My code doesn't compile, I keep having the message
ta5p =(f(x+2.d0*h)-2.d0*f(x+h)+2.d0*f(x-h))/(2.d0*(h**3))
1
Error: Function 'f' at (1) has no IMPLICIT type
and Incompatible ranks 0 and 1 in assignment at (1)
I need to create a program that computes the difference (o(i) i = 1,n) between the exact derivative and the numerical derivative. That was applied for some higher-order methods, that are indicated in my program as s2p,t2p, s3p, s5p, ss3p, ss5p and ta5p. The first, second and third derivative are defined as df, d2f and d4f, respectively. I tried to use functions in this so my loop remains organized, which made my program really big.

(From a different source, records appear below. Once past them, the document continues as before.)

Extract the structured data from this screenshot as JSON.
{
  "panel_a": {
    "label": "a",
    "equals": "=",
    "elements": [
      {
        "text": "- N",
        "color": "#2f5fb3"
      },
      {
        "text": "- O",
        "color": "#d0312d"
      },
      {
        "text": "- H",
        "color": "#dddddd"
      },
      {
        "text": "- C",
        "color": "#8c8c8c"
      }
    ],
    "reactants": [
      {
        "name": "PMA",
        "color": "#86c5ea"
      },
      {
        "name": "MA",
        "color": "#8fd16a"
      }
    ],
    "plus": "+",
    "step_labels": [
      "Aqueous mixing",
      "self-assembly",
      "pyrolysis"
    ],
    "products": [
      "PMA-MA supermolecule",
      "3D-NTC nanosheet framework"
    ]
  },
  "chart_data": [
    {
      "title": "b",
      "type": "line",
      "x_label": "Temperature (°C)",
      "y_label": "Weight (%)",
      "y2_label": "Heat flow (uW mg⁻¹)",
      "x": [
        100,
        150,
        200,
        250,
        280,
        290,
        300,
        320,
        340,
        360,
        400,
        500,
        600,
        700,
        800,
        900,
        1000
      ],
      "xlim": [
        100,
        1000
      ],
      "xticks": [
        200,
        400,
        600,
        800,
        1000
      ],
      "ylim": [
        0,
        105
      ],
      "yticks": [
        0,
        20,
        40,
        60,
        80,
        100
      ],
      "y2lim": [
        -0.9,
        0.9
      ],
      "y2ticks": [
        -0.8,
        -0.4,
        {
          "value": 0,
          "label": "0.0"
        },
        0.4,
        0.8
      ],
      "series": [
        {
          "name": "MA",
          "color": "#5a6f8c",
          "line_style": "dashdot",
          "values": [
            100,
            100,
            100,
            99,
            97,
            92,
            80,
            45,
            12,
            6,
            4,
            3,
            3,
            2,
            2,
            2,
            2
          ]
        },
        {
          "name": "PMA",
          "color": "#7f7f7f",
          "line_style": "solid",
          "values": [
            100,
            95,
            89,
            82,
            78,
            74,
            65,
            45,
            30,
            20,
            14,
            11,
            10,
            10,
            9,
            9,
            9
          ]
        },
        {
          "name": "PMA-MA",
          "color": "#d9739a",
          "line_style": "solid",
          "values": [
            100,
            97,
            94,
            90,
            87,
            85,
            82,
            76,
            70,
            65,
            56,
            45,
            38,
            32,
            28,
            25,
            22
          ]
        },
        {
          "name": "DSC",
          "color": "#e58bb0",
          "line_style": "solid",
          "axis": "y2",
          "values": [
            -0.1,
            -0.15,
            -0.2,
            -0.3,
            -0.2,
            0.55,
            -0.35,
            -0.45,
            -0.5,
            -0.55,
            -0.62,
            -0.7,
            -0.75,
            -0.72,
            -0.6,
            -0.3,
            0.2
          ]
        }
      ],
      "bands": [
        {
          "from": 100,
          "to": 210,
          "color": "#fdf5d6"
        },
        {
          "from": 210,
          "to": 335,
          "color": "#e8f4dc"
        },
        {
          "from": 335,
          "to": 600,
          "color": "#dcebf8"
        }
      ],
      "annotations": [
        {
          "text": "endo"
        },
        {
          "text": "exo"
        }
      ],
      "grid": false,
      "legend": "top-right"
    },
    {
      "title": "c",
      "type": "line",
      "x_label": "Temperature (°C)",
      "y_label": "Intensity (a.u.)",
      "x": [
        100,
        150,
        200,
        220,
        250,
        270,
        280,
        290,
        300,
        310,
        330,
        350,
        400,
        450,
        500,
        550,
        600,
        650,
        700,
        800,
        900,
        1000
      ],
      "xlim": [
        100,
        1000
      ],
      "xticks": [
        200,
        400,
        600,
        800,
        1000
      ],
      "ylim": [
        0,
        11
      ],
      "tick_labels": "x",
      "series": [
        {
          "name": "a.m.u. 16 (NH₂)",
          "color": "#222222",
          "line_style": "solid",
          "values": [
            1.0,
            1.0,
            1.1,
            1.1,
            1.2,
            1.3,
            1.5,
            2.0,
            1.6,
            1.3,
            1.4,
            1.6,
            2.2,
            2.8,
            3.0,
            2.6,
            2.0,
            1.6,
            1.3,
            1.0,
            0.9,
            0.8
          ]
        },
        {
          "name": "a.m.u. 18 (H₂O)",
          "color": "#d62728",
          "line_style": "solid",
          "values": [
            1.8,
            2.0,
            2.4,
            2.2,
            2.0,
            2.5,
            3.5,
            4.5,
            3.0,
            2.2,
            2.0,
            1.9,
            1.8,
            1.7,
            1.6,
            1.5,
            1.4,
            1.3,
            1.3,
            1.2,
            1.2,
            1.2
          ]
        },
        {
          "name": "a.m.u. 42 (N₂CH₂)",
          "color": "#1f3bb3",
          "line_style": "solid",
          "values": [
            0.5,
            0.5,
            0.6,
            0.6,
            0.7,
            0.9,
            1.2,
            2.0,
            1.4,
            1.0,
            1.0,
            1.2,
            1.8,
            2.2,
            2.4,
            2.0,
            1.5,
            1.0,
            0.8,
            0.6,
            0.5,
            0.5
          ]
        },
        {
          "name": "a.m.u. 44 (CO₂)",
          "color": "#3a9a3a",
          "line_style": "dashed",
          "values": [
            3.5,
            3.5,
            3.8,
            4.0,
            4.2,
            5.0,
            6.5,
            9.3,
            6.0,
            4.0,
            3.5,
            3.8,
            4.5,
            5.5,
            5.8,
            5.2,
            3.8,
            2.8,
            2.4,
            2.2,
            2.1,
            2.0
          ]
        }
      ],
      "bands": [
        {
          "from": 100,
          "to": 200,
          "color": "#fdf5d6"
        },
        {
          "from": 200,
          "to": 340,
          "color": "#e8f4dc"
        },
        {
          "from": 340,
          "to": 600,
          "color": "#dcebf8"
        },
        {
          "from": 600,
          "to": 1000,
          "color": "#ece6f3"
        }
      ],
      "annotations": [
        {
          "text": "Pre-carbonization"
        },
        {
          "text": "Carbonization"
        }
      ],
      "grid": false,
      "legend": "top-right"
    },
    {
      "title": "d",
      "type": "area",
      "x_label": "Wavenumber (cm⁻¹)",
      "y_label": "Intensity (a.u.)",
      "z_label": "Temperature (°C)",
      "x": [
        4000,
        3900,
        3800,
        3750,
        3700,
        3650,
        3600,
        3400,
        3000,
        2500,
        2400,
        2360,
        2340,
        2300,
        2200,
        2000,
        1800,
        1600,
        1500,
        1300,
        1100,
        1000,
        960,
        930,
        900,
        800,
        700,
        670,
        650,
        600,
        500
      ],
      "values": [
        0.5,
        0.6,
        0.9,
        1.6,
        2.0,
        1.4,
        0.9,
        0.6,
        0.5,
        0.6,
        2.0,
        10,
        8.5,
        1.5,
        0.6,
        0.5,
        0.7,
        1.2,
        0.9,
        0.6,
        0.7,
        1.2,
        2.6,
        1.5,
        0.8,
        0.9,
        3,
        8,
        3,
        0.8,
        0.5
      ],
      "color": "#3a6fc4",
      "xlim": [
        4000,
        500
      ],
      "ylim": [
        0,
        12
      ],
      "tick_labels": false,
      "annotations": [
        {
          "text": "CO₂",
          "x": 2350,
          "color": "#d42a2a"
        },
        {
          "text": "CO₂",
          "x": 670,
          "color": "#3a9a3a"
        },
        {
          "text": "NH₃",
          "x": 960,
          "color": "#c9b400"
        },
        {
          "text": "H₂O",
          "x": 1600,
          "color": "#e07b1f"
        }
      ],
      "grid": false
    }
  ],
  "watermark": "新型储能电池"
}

The input is a table "tab1_in.dat" that informs, on the first line, the number of different values (n) of h, a constant in numerical differentiation, and on second line, what are the values of h.
Here is the code
program numerical differentiation
implicit none
integer i, n
real*8 h(100), o(7)
real*8, parameter :: x0 = 1.d0/3.d0
open(10,file = "tab1_in.dat")
read(10,*)n !receives the number of different values of h
read(10,*) (h(i), i = 1,n) !receive the values of h
do i = 1,n
!Calculates the deviation between the two types of differentiation
o(1) = df(x0) - f2p(x0, h(k))
o(2) = df(x0) - t2p(x0, h(k))
o(3) = df(x0) - s3p(x0, h(k))
o(4) = df(x0) - s5p(x0, h(k))
o(5) = d2f(x0) - ss3p(x0, h(k))
o(6) = d2f(x0) - ss5p(x0, h(k))
o(7) = d3f(x0) - ta5p(x0, h(k))
write(*,*) o(1),o(2),o(3),o(4),o(5),o(6),o(7)
end do
contains
real*8 Function f(x) !the function that is being analyzed
real*8 x
f = (exp(4.d0*x))*(dcos(x/2.d0))
end function f
real*8 Function df(x) !first derivative of f(x)
real*8 x
df = (exp(4.d0*x))*(dcos(x/2.d0))
df = 4.d0*df - (1.d0/2.d0)*(exp(4.d0*x))*dsin(x/2.d0)
end function df
real*8 Function d2f(x) !second derivative of f(x)
real*8 x
d2f = (exp(4.d0*x))*(dcos(x/2.d0))
d2f = (63.d0/4.d0)*d2f - 4.d0*exp((4.d0*x))*dsin(x/2.d0)
end function d3f
real*8 Function d3f(x) !third derivative of f(x)
real*8 x
d3f = 61.d0*(exp(4.d0*x))*[dcos(x/2.d0))
d3f = d3f - (191.d0/8.d0)*(exp(4.d0*x))*dsin(x/2.d0)
end function d3f
!higher-order of numerical derivative
real*8 Function f2p(x,h)
real*8 x, h
f2p = (f(x + h)/h) - (f(x)/h)
end function f2p
real*8 function t2p(x,h)
real*8 x, h
t2p = (f(x) - f(x - h))/h
end function t2p
real*8 function s3p(x,h)
real*8 x, h
s3p = (f(x + h) - f(x - h))/(2.d0*h)
end function s3p
real*8 function s5p(x,h)
real*8 x,h
s5p=(f(x+2.d0*h)-8.d0*f(x+h)+8.d0*f(x-h)-f(x2.d0*h))/(12.d0*h)
end function s5p
real*8 function ss3p(x,h)
real*8 x,h
ss3p = (f(x+h)-2.d0*f(x)+f(x-h))/(h**2.d0)
end function ss3p
real*8 function ss5p(x,h)
real*8 x,h
ss5p =(-f(x+2.d0*h)+16.d0*f(x+h)-30.d0*f(x))/(12.d0*(h**2.d0))
ss5p = ss5p+(16.d0*f(x+h)-f(x-2.d0*h))/(12.d0*(h**2.d0))
end function ss5p
real*8 function ta5p(x,h)
real*8 x,h
ta5p =(f(x+2.d0*h)-2.d0*f(x+h)+2.d0*f(x-h))/(2.d0*(h**3))
ta5p = ta5p + (-f(x-2.d0*h))/(2.d0*(h**3))
end function ta5p
end program numerical differentiation
答案 0 :(得分:0)
事实证明,我在编辑器vi的水平方向上使用了太多空间,因此它甚至没有显示警告该问题的橙色。
有趣的是我制作了另一个代码,但这两个代码的结果不同。在我的第二个代码中,我在循环之前定义了x = 1/3的精确导数,然后,在循环内我定义了数值导数,也用于x = 1/3,仅使用函数f(x)相同它是上面写的方式。所以我的逻辑出了问题,我需要弄明白。无论如何,谢谢你的帮助。